Most Biblical scholars believe the Book of Genesis was the first book to be written down. This would have happened around 1450 BC to 1400 BC. So perhaps about 3400 years or so ago.
The Genesis flood narrative is encompassed within chapters 6–9 in the Book of Genesis, in the Bible. The narrative, one of many flood myths found in human cultures, indicates that God intended to return the Earth to its pre-Creation state of watery chaos by flooding the Earth because of humanity's misdeeds and then remake it using the microcosm of Noah's ark. Thus, the flood was no ordinary overflow but a reversal of Creation.
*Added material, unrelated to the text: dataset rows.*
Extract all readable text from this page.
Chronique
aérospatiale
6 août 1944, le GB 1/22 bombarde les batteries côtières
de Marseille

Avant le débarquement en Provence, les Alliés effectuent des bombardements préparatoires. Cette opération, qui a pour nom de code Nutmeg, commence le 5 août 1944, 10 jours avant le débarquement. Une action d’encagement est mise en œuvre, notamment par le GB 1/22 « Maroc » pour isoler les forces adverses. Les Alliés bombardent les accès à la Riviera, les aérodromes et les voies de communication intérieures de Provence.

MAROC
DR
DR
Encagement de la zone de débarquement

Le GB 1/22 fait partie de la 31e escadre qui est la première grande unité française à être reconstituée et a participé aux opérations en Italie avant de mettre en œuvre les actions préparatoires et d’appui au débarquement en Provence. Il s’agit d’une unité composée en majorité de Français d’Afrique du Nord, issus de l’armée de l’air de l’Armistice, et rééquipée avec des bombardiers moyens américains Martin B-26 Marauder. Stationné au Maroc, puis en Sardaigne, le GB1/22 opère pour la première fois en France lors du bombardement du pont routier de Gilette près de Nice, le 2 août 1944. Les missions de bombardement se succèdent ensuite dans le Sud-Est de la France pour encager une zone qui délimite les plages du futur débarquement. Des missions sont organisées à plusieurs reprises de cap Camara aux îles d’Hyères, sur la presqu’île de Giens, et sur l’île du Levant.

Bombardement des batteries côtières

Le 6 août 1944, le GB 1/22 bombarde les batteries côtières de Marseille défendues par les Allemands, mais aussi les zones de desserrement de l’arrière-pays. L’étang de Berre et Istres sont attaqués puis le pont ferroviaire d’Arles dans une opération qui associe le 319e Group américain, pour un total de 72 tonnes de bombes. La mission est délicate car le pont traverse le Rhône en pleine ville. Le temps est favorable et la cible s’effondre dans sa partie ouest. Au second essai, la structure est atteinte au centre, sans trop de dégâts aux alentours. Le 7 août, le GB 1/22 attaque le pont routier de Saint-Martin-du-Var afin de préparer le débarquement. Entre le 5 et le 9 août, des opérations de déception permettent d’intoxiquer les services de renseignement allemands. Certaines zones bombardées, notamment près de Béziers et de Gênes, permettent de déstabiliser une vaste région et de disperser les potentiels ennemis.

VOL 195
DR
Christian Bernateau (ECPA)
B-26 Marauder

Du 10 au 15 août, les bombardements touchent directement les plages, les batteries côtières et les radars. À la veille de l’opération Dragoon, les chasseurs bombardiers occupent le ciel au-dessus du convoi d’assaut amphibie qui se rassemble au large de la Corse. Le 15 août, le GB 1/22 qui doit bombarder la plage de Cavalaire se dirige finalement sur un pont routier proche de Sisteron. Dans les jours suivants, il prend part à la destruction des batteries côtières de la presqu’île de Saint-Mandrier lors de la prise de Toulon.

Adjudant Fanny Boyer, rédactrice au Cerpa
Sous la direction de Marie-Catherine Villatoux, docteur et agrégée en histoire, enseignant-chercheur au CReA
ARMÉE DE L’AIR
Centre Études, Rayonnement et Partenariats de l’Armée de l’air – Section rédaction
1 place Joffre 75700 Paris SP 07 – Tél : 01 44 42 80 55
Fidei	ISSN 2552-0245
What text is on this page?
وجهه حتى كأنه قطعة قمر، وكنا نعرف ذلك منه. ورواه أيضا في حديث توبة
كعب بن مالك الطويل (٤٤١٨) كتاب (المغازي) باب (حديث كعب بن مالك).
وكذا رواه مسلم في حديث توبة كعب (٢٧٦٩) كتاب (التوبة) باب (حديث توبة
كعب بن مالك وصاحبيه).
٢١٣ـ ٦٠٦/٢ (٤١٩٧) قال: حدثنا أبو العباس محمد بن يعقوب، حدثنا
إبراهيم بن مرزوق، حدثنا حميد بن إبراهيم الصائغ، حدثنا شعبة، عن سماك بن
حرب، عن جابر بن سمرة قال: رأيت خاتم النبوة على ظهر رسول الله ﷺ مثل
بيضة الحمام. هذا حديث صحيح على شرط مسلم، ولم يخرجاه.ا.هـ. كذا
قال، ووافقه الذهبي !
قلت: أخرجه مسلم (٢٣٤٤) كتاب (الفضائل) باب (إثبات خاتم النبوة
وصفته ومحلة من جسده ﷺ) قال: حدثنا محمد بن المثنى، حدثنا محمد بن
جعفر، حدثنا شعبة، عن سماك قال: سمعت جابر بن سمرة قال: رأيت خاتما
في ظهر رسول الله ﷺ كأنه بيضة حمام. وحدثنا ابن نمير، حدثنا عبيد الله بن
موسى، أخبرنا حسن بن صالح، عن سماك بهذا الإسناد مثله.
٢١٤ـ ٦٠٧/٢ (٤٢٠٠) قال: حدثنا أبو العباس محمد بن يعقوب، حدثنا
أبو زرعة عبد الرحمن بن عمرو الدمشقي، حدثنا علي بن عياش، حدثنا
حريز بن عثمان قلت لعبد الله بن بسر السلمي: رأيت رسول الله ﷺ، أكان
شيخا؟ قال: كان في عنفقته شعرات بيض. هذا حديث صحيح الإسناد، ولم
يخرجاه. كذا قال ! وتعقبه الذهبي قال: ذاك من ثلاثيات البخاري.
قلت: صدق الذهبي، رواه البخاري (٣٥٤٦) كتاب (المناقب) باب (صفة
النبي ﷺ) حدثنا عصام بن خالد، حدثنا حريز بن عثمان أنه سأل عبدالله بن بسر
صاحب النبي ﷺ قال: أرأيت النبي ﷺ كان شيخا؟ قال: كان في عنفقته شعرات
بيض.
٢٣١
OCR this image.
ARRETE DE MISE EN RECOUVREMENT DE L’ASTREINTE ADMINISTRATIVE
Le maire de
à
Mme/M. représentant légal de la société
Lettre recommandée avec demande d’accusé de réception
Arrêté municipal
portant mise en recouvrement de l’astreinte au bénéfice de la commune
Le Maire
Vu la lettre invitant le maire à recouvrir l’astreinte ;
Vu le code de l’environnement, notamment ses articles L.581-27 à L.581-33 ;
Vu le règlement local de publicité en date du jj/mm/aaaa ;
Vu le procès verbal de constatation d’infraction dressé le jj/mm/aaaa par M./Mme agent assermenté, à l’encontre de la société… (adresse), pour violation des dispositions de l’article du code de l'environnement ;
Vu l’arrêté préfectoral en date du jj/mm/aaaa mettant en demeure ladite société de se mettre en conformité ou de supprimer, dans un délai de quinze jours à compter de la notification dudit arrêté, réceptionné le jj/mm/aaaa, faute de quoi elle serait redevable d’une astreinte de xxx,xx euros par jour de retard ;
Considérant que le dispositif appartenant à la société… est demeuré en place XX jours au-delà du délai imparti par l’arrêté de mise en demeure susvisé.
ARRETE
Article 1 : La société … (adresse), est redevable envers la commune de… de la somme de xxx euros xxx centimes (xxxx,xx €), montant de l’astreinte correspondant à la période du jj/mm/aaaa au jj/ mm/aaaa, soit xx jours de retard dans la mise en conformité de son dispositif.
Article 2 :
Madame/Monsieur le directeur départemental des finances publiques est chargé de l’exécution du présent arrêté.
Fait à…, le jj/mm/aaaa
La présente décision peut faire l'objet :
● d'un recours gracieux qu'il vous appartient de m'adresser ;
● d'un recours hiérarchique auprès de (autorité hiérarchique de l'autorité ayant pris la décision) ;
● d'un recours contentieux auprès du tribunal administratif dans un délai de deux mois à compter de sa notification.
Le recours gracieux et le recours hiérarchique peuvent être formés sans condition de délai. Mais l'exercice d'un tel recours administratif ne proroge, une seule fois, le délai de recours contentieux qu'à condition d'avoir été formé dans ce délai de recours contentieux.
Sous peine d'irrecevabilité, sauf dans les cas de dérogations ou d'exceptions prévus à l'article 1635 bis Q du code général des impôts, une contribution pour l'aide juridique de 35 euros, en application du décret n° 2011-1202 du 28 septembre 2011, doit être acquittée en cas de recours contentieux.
The narrative discusses the evil of mankind that moved God to destroy the world by the way of the flood, the preparation of the ark for certain animals, Noah, and his family, and God's guarantee (the Noahic Covenant) for the continued existence of life under the promise that he would never send another flood.
After the flood, Noah offered burnt offerings to God, who said: "I will not again curse the ground any more for man's sake; for the imagination of man's heart is evil from his youth; neither will I again smite any more every thing living, as I have done" (8:20–21).
Five questions for discussion.
1. How do we read the O.T? Is it literal truth?
2. How does that view affect how we use the Bible?
3. What does our passage say about God?
4. What does the theological word Covenant (*7 occurrences) mean?
5. What does our passage say about prayer?